BP shares closed Friday at 521.80 pence, up 1.3% on the day but down 5.3% from the prior Friday's close of 551.20p. The broader FTSE 100 fell about 0.5% over the same period, making BP a clear laggard in a week shortened by the UK market holiday.
Manifold's removal was announced Tuesday, with BP citing concerns over governance standards, oversight, and conduct. Amanda Blanc, BP's senior independent director, said the board was "surprised and disappointed" and had "taken decisive action." Manifold denied any misconduct and defended his push for change, saying in a Thursday statement that he may have "pushed hard" for reform and described CEO Meg O'Neill and finance chief Kate Thomson as "brimming with integrity."
The turmoil escalated late Friday with a Wall Street Journal report that Manifold had clashed with director Simon Henry earlier this year over handling of sensitive talks related to a potential deal. Reuters said it could not immediately verify the report and that BP, Manifold, Henry, and former CEO Murray Auchincloss did not provide comment.
Analysts warned the crisis could undermine investor confidence. Henry Tarr at Berenberg called the ouster the latest in a series of leadership changes. Citi's Alastair Syme said Manifold was part of BP's "equity story" — the shorthand for why investors buy the stock. RBC Capital Markets' Biraj Borkhataria noted many investors viewed him as BP's "agent of change."
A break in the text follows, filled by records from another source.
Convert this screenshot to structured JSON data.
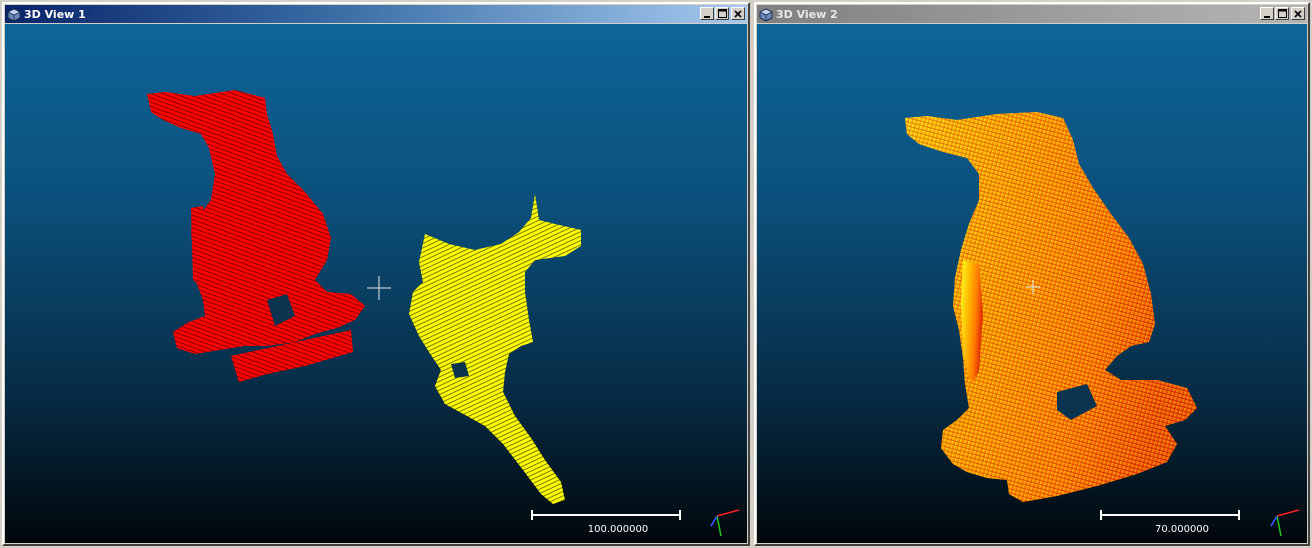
{
  "windows": [
    {
      "title": "3D View 1",
      "scale_label": "100.000000",
      "state": "active"
    },
    {
      "title": "3D View 2",
      "scale_label": "70.000000",
      "state": "inactive"
    }
  ],
  "colors": {
    "background_top": "#0d6599",
    "background_bottom": "#01070b",
    "cloud_red": "#ff0000",
    "cloud_yellow": "#ffff00",
    "axis_x": "#ff2020",
    "axis_y": "#20c020",
    "axis_z": "#3060ff"
  },
  "icons": {
    "window_icon": "3d-cube-icon",
    "minimize": "minimize-icon",
    "maximize": "maximize-icon",
    "close": "close-icon",
    "crosshair": "pivot-crosshair-icon",
    "axes": "axis-trihedron-icon"
  }
}
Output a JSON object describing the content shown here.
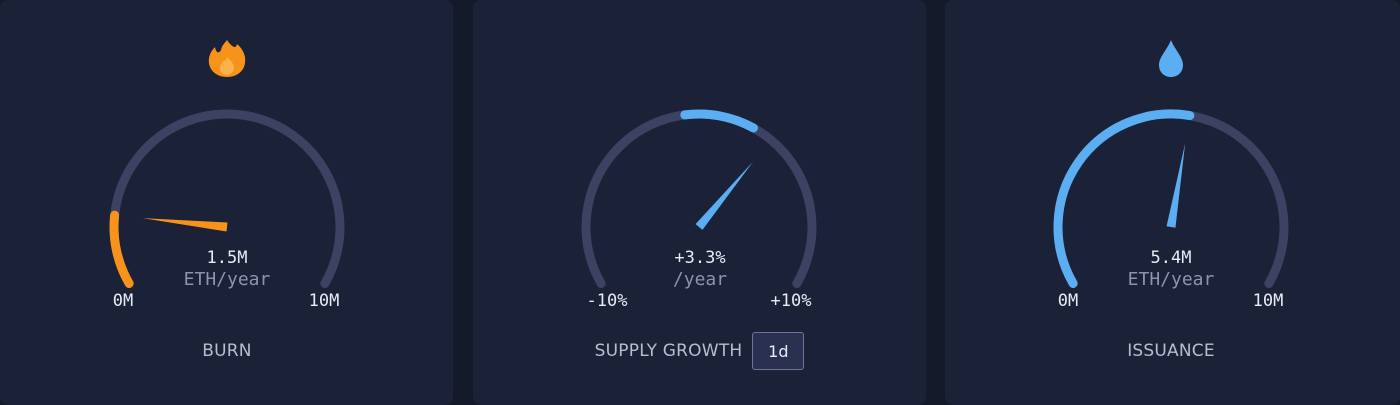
{
  "colors": {
    "track": "#3e4262",
    "burn": "#f7931a",
    "supply": "#5caef3",
    "issuance": "#5caef3"
  },
  "burn": {
    "icon": "fire-icon",
    "value": "1.5M",
    "unit": "ETH/year",
    "min_label": "0M",
    "max_label": "10M",
    "title": "BURN",
    "level": 0.15
  },
  "supply_growth": {
    "value": "+3.3%",
    "unit": "/year",
    "min_label": "-10%",
    "max_label": "+10%",
    "title": "SUPPLY GROWTH",
    "period": "1d",
    "level": 0.665
  },
  "issuance": {
    "icon": "droplet-icon",
    "value": "5.4M",
    "unit": "ETH/year",
    "min_label": "0M",
    "max_label": "10M",
    "title": "ISSUANCE",
    "level": 0.54
  }
}
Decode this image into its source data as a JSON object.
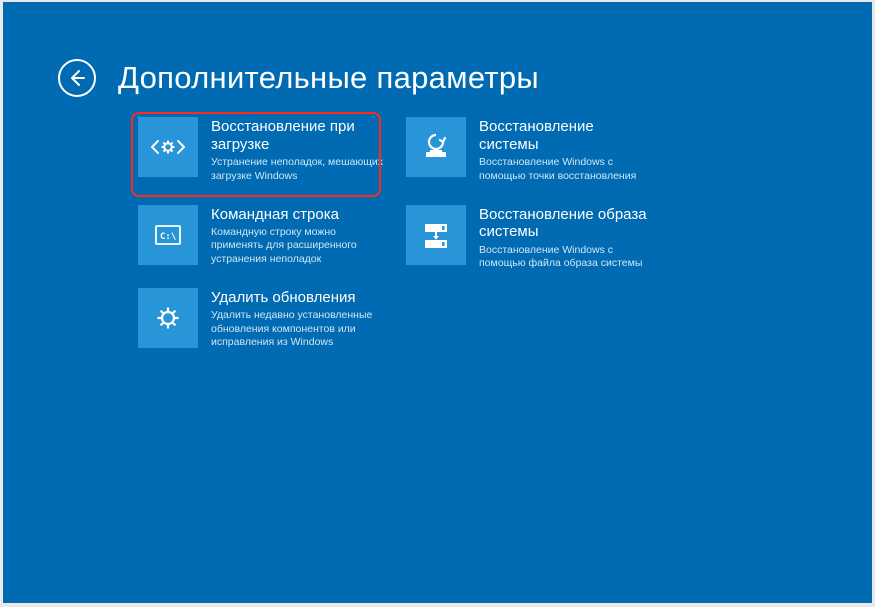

The broader energy sector offered no relief. Oil prices slipped nearly 2% on Friday amid hopes of a U.S.-Iran ceasefire extension, while UK energy stocks posted their biggest monthly drop in a year. Shell and BP were mixed on the day. Meanwhile, TotalEnergies won shareholder approval to raise age limits for its chair and CEO roles, a continuity signal BP currently lacks.
Activist investor Elliott Management, which disclosed a more than 5% stake in BP last year, remains in the background. Reuters has reported that Elliott wants BP to cut costs, shift spending from renewables to oil and gas, and simplify the group — moves Manifold had sought to accelerate.
For the week ahead, investors will watch for any further BP statements, signs of a legal fight from Manifold, and whether the stock can recover if oil prices stabilize. Morningstar's Allen Good kept his fair value estimate unchanged but said the episode raises more questions about BP's board oversight and ability to execute.
The bottom line: BP's stock has moved from an oil-price trade to something less tidy. The market is asking whether this is a one-week governance flare-up or another sign that BP's turnaround still has too many people problems at the top.